Soldering is the process of joining two pieces of metal with solder, an alloy of silver, zinc and other trace metals. The solder is heated to a molten state and then forms a strong bond between two metals as it cools back to solid form. Once you understand the basic rules of soldering, the process will begin to fall into place.

These 5 Rules for Successful Soldering will help you to understand the process and succeed at soldering.

Rule #1. Metal must be clean.

Solder won't flow on a dirty or greasy surface. Make sure that the metal is clean before soldering. Clean your metal by giving it a quick scrub with a non-bleach cleanser like "Bar Keepers Friend", metal cleaner like "Penny Brite" or place it in your pickle pot and let sit for a few minutes. Rinse all pieces thoroughly under running water and dry with a clean soft cloth.

Rule #2. No gaps in the seams.

All seams must fit must fit tightly together. Solder will not flow to fill a gap in the metal. Avoid ill-fitting seams by cutting using smooth edge metal shears, appropriate saw blade, or a flush wire cutter depending on the material. Files are commonly used to perfect cut edges before soldering.

Rule #3. Use flux for prevent firescale and help the solder to flow.

If using wire or sheet solder, apply flux to all areas to be soldered. Flux allows the solder to flow and connect the join during the soldering process. Flux also prevents oxidation of the metal surface during soldering. Paste solder does not require the use of flux, but you may apply it, if desired, to aid in the prevention of firescale.

Rule #4. The heat of the metal causes the solder to flow.

When soldering, the metal must reach the necessary temperature in order for the solder to flow. Remember that it is the heat of the metal and not the flame of the the torch that heats solder to the flow point. Concentrate the heat first on the surrounding surface, then on the join to be soldered. Heat all parts of the piece evenly. The solder will flow to the hottest part of the surface and move with the heat of the flame.

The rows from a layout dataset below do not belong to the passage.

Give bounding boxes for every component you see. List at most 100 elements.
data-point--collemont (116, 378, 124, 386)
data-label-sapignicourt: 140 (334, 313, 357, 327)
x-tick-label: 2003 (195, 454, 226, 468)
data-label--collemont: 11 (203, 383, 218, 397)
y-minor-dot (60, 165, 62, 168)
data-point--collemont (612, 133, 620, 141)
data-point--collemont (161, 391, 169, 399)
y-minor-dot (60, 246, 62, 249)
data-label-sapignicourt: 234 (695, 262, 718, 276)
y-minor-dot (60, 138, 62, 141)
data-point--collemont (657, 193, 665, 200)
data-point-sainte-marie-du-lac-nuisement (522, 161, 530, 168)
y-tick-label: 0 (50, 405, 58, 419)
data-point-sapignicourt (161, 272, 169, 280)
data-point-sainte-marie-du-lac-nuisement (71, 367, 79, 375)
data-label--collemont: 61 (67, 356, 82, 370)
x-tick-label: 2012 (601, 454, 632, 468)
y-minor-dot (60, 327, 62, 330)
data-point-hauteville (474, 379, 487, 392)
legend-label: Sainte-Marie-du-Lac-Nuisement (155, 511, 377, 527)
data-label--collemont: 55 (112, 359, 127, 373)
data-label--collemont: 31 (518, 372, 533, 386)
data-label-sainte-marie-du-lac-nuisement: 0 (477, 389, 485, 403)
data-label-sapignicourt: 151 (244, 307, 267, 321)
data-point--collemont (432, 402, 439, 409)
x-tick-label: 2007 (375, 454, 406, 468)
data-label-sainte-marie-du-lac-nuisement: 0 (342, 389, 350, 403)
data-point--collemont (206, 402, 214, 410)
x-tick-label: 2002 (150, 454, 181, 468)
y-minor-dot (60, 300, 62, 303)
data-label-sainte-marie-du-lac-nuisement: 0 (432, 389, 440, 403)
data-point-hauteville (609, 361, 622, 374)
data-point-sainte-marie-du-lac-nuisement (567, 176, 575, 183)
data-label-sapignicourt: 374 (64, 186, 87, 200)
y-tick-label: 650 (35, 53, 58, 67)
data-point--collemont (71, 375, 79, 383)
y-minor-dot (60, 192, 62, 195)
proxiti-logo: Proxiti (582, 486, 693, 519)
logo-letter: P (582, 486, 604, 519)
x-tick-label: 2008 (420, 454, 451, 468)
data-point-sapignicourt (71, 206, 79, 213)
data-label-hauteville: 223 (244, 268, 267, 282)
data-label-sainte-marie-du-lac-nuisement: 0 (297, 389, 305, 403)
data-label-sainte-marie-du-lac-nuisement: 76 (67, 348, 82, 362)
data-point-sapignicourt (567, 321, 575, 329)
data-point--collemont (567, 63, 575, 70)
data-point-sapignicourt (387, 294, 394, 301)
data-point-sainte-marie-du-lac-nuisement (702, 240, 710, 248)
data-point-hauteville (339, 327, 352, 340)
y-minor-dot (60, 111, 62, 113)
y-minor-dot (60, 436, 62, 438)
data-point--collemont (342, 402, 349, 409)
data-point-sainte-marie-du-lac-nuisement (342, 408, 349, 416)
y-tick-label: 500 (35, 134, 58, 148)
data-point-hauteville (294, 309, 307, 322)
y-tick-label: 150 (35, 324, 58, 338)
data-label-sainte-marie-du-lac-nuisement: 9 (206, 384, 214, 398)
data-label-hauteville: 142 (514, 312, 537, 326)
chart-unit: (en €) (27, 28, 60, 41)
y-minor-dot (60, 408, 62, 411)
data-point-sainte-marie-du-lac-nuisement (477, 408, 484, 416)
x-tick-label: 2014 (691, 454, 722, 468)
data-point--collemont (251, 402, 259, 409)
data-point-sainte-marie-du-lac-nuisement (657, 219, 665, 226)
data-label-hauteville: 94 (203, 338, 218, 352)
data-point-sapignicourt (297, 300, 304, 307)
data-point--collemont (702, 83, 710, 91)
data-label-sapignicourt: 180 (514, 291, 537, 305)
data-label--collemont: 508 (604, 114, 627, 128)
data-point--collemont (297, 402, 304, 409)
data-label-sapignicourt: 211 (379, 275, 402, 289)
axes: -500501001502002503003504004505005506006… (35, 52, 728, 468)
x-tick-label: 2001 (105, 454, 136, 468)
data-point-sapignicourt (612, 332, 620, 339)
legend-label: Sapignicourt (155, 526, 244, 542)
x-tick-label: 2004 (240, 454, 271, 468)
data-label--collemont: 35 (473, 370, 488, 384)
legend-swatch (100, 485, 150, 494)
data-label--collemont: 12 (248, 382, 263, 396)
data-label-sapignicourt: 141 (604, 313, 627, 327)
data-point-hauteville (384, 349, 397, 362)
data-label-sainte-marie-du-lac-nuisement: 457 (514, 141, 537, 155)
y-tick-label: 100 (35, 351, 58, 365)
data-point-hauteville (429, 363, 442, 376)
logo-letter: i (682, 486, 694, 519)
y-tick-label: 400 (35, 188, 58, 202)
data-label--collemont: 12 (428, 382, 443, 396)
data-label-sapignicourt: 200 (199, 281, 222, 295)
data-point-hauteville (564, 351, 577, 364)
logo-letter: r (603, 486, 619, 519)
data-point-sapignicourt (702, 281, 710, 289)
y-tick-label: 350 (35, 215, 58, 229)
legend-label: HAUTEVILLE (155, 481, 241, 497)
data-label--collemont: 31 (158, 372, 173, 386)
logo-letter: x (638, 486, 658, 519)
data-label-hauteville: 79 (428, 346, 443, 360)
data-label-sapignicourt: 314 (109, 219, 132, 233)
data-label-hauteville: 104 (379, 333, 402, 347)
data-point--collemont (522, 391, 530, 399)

Rule #5. Clean your piece between steps.

Pickle removes fire scale caused by the heat of the torch. Use a small crock pot to keep pickle warm. To mix pickle solution use about 1 cup of water to 1/8 cup granular pickle and mix. Your soldered piece must be pickled in between each soldering step. Only use copper tongs in the solution, as steel tools will contaminate the pickle.

In case of soldering failure, pickle the piece, review these steps and start again at the beginning.